Fort Worth Star-Telegram
- The front page of the Fort Worth Star-Telegram, May 30, 2024
- Type: Daily newspaper
- Format: Broadsheet
- Owner: The McClatchy Company
- Publisher: Steve Coffman
- Editor: Steve Coffman
- Founded: 1906 (as Fort Worth Star)
- Headquarters: Fort Worth, Texas US
- Circulation: 13,000 Average print circulation 14,000 Digital Subscribers
- ISSN: 0889-0013
- Website: www.star-telegram.com

= Fort Worth Star-Telegram =

Daily newspaper published in Fort Worth, Texas, US

The Fort Worth Star-Telegram is an American daily newspaper serving Fort Worth and Tarrant County, the western half of the North Texas area known as the Metroplex.

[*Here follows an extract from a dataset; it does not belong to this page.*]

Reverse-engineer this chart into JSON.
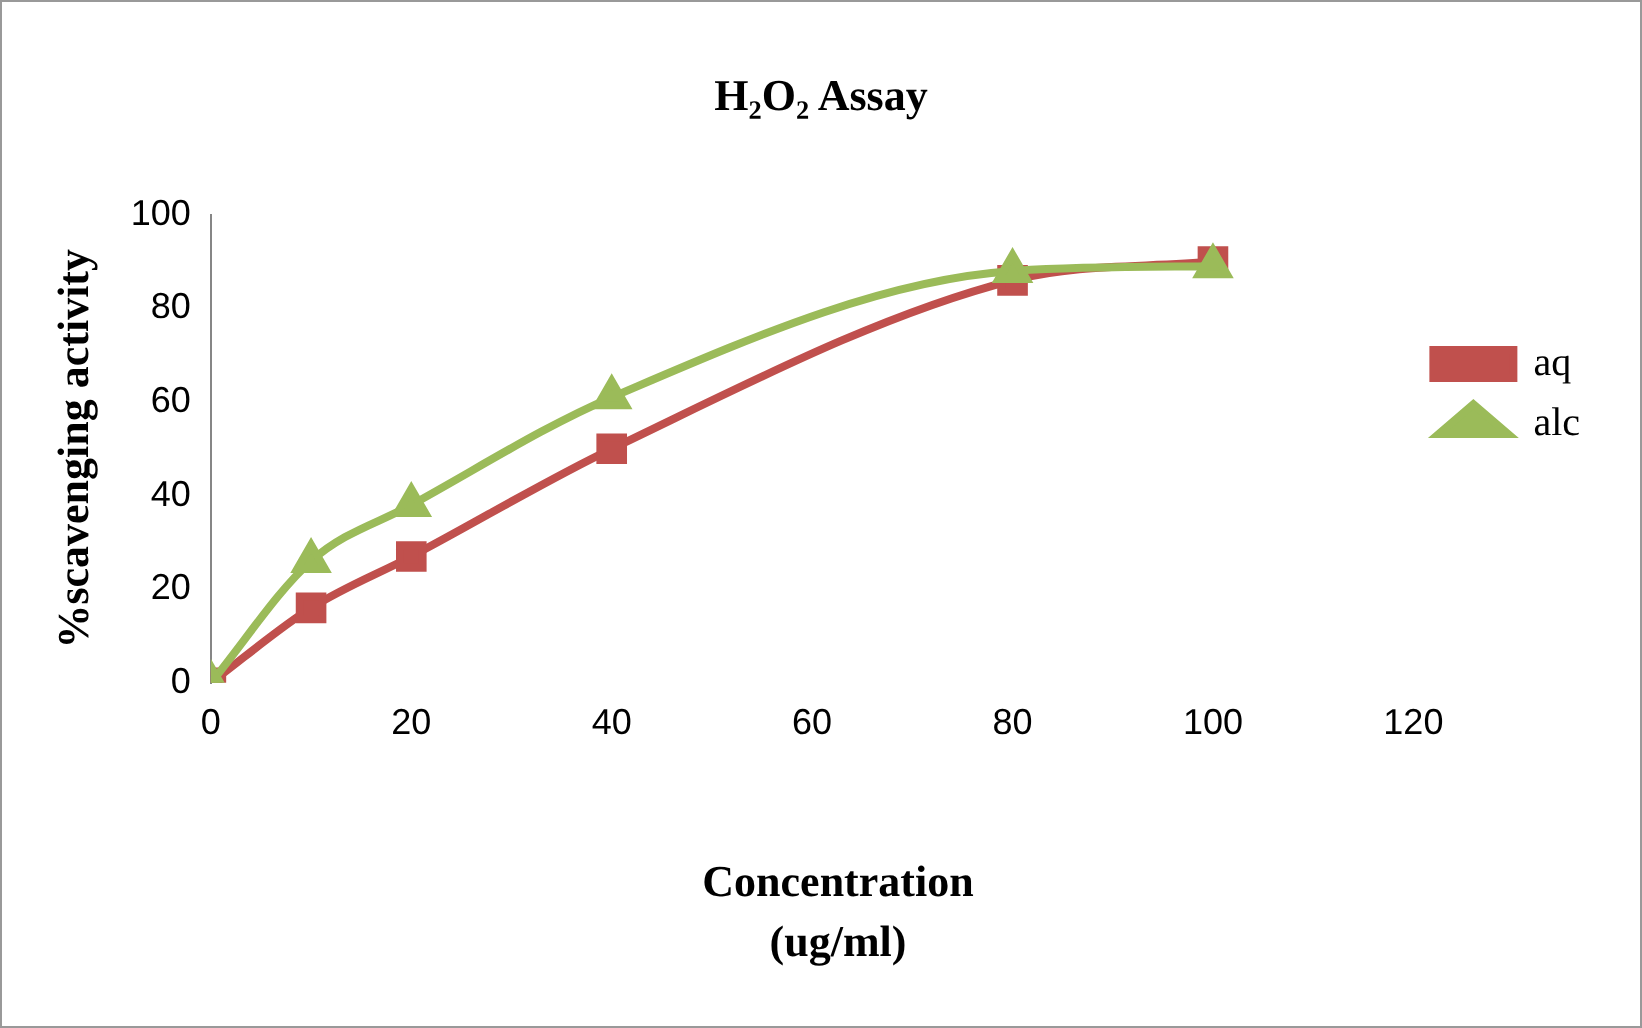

It is owned by The McClatchy Company.

==History==
In May 1905, Amon G. Carter accepted a job as an advertising space salesman for the new newspaper The Fort Worth Star. The Star printed its first edition on February 1, 1906, with Carter as the advertising manager, and Louis J. Wortham as its first editor.
The Financier and President of the Fort Worth Star was Colonel Paul Waples, head of the Waples Platter Company and instrumental in nearly all of early Fort Worth institutions.
The Star lost money, and was in danger of going bankrupt when Carter, and Wortham went to Waples. He cut a check for the additional funds and purchased his newspaper's main competition, the Fort Worth Telegram. In November 1908, the Star purchased the Telegram for $100,000, and the two newspapers combined on January 1, 1909, into the Fort Worth Star-Telegram.

Paul Waples was the President of the Star Telegram publishing company and Chairman of the Board when he was tragically killed in an Interurban accident at his estate in Arlington Nov 16, 1916. Amon Carter and Louis Wortham were pall bearers for Paul Waples, who left a significant legacy which is notated on a plaque dedicated to his memory at the Star Telegram building in Fort Worth.
Carter took the ball and from 1923 until after World War II, the Star-Telegram was distributed over one of the largest circulation areas of any newspaper in the South, serving not just Fort Worth, but also West Texas, New Mexico, and western Oklahoma. The newspaper created WBAP in 1922 and Texas' first television station, WBAP-TV, in 1948.

Capital Cities Communications purchased the newspaper along with WBAP-AM-FM from the Carter family in 1974. Disney, then the owner of Capital Cites, sold the Star-Telegram along with other newspapers to Knight-Ridder in 1997 and McClatchy purchased Knight-Ridder in 2006.

In August 2024, the newspaper announced it would reduce its number of weekly print editions to three a week: Wednesdays, Fridays, and Sundays.

==Market==
The Star-Telegram's circulation area is the Fort Worth/Arlington metro area (four counties) and 14 surrounding counties. The newspaper's primary market is the four-county Fort Worth/Arlington metro area, as well as the Dallas and Fort Worth suburb of Grand Prairie. The Fort Worth/Arlington metro area is the western part of the fourth-largest U.S. metropolitan area, the Dallas/Fort Worth/Arlington combined statistical area. Fort Worth/Arlington ranks 29th most populous as a metro area.

==Pulitzer prizes==
- 1981 Pulitzer Prize for Spot News Photography: Larry C. Price for "his photographs from Liberia".
- 1985 Pulitzer Prize for Public Service: Mark Thompson "for reporting which revealed that nearly 250 U.S. servicemen had lost their lives as a result of a design problem in helicopters built by Bell Helicopter—a revelation which ultimately led the Army to ground almost 600 Huey helicopters pending their modification".

==Online presence==
The Star-Telegram is the nation's oldest continuously operating online newspaper. StarText, an ASCII-based service, was started in 1982 and eventually integrated into the paper's current website, star-telegram.com.

==Awards==
The newspaper's "Titletown, TX" video series earned three 2017 Lone Star Emmys, the first in Star-Telegram history, and an award for excellence and innovation in visual storytelling from the 2017 Online Journalism Awards.

In 2006, the Star-Telegram won the Missouri Lifestyle Journalism Award for General Excellence, Class IV.